I'm tired after my third twelve hour shift this week with an unexpected doubling back from last night into today. That was totally unexpected, but someone did get sick and another had a house fire yesterday, so that five thirty call in the morning had me moving. I kept moving enough today to not feel the weariness, until about six thirty. I am so tired, food does not appeal to me. I manage a peanut butter and dried mixed berries sandwich, and some corn chips. Cookies sit unopened on the kitchen table.

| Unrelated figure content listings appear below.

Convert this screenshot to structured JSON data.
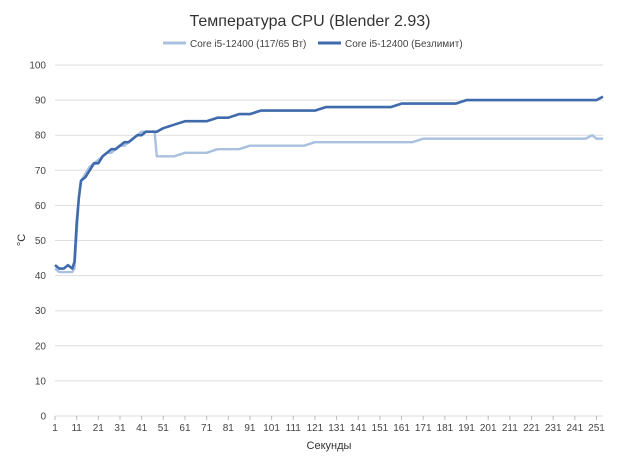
{
  "chart_data": {
    "type": "line",
    "title": "Температура CPU (Blender 2.93)",
    "xlabel": "Секунды",
    "ylabel": "°C",
    "ylim": [
      0,
      100
    ],
    "yticks": [
      0,
      10,
      20,
      30,
      40,
      50,
      60,
      70,
      80,
      90,
      100
    ],
    "xlim": [
      1,
      254
    ],
    "xticks": [
      1,
      11,
      21,
      31,
      41,
      51,
      61,
      71,
      81,
      91,
      101,
      111,
      121,
      131,
      141,
      151,
      161,
      171,
      181,
      191,
      201,
      211,
      221,
      231,
      241,
      251
    ],
    "grid": "horizontal",
    "legend_position": "top",
    "series": [
      {
        "name": "Core i5-12400 (117/65 Вт)",
        "color": "#a9c1de",
        "x": [
          1,
          3,
          5,
          7,
          9,
          10,
          11,
          12,
          13,
          15,
          17,
          19,
          21,
          23,
          25,
          27,
          29,
          31,
          33,
          35,
          37,
          39,
          41,
          43,
          45,
          47,
          48,
          51,
          56,
          61,
          66,
          71,
          76,
          81,
          86,
          91,
          96,
          101,
          106,
          111,
          116,
          121,
          126,
          131,
          136,
          141,
          146,
          151,
          156,
          161,
          166,
          171,
          176,
          181,
          186,
          191,
          196,
          201,
          206,
          211,
          216,
          221,
          226,
          231,
          236,
          241,
          246,
          249,
          251,
          254
        ],
        "values": [
          42,
          41,
          41,
          41,
          41,
          42,
          52,
          62,
          67,
          69,
          71,
          72,
          73,
          74,
          75,
          75,
          76,
          77,
          77,
          78,
          79,
          80,
          81,
          81,
          81,
          81,
          74,
          74,
          74,
          75,
          75,
          75,
          76,
          76,
          76,
          77,
          77,
          77,
          77,
          77,
          77,
          78,
          78,
          78,
          78,
          78,
          78,
          78,
          78,
          78,
          78,
          79,
          79,
          79,
          79,
          79,
          79,
          79,
          79,
          79,
          79,
          79,
          79,
          79,
          79,
          79,
          79,
          80,
          79,
          79
        ]
      },
      {
        "name": "Core i5-12400 (Безлимит)",
        "color": "#3f6aab",
        "x": [
          1,
          3,
          5,
          7,
          9,
          10,
          11,
          12,
          13,
          15,
          17,
          19,
          21,
          23,
          25,
          27,
          29,
          31,
          33,
          35,
          37,
          39,
          41,
          43,
          45,
          47,
          48,
          51,
          56,
          61,
          66,
          71,
          76,
          81,
          86,
          91,
          96,
          101,
          106,
          111,
          116,
          121,
          126,
          131,
          136,
          141,
          146,
          151,
          156,
          161,
          166,
          171,
          176,
          181,
          186,
          191,
          196,
          201,
          206,
          211,
          216,
          221,
          226,
          231,
          236,
          241,
          246,
          249,
          251,
          254
        ],
        "values": [
          43,
          42,
          42,
          43,
          42,
          44,
          55,
          62,
          67,
          68,
          70,
          72,
          72,
          74,
          75,
          76,
          76,
          77,
          78,
          78,
          79,
          80,
          80,
          81,
          81,
          81,
          81,
          82,
          83,
          84,
          84,
          84,
          85,
          85,
          86,
          86,
          87,
          87,
          87,
          87,
          87,
          87,
          88,
          88,
          88,
          88,
          88,
          88,
          88,
          89,
          89,
          89,
          89,
          89,
          89,
          90,
          90,
          90,
          90,
          90,
          90,
          90,
          90,
          90,
          90,
          90,
          90,
          90,
          90,
          91
        ]
      }
    ]
  }
}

I'm compelled to write. I love the feel of words crawling from my fingers. I know what I write this evening will be small. I shouldn't probably write at all for public eyes, but I see there aren't too many reading anyways, so I will hit the orange rust button above this space to publish.
I wonder about my writing. Will it take off? No one has responded to my last post. I feel discouraged. I won't give over to the tiredness to fuel my discouragement. I know tomorrow, a kiss of God will come. So, I have posted. I am built up by reading other posts. What would I do if I gave up writing? Gardening? I can write in all weather, great for where I live as that is one thing that can't be depended upon- weather.
I listen to the crickets, glad for the bright days, warm sunshine and night slowly cooling. I feel peace. Waiting is hard, I want it all now and think if I hesitate I'll lose. Circumstances teach me patience and to wait on God's time, because really what else is there?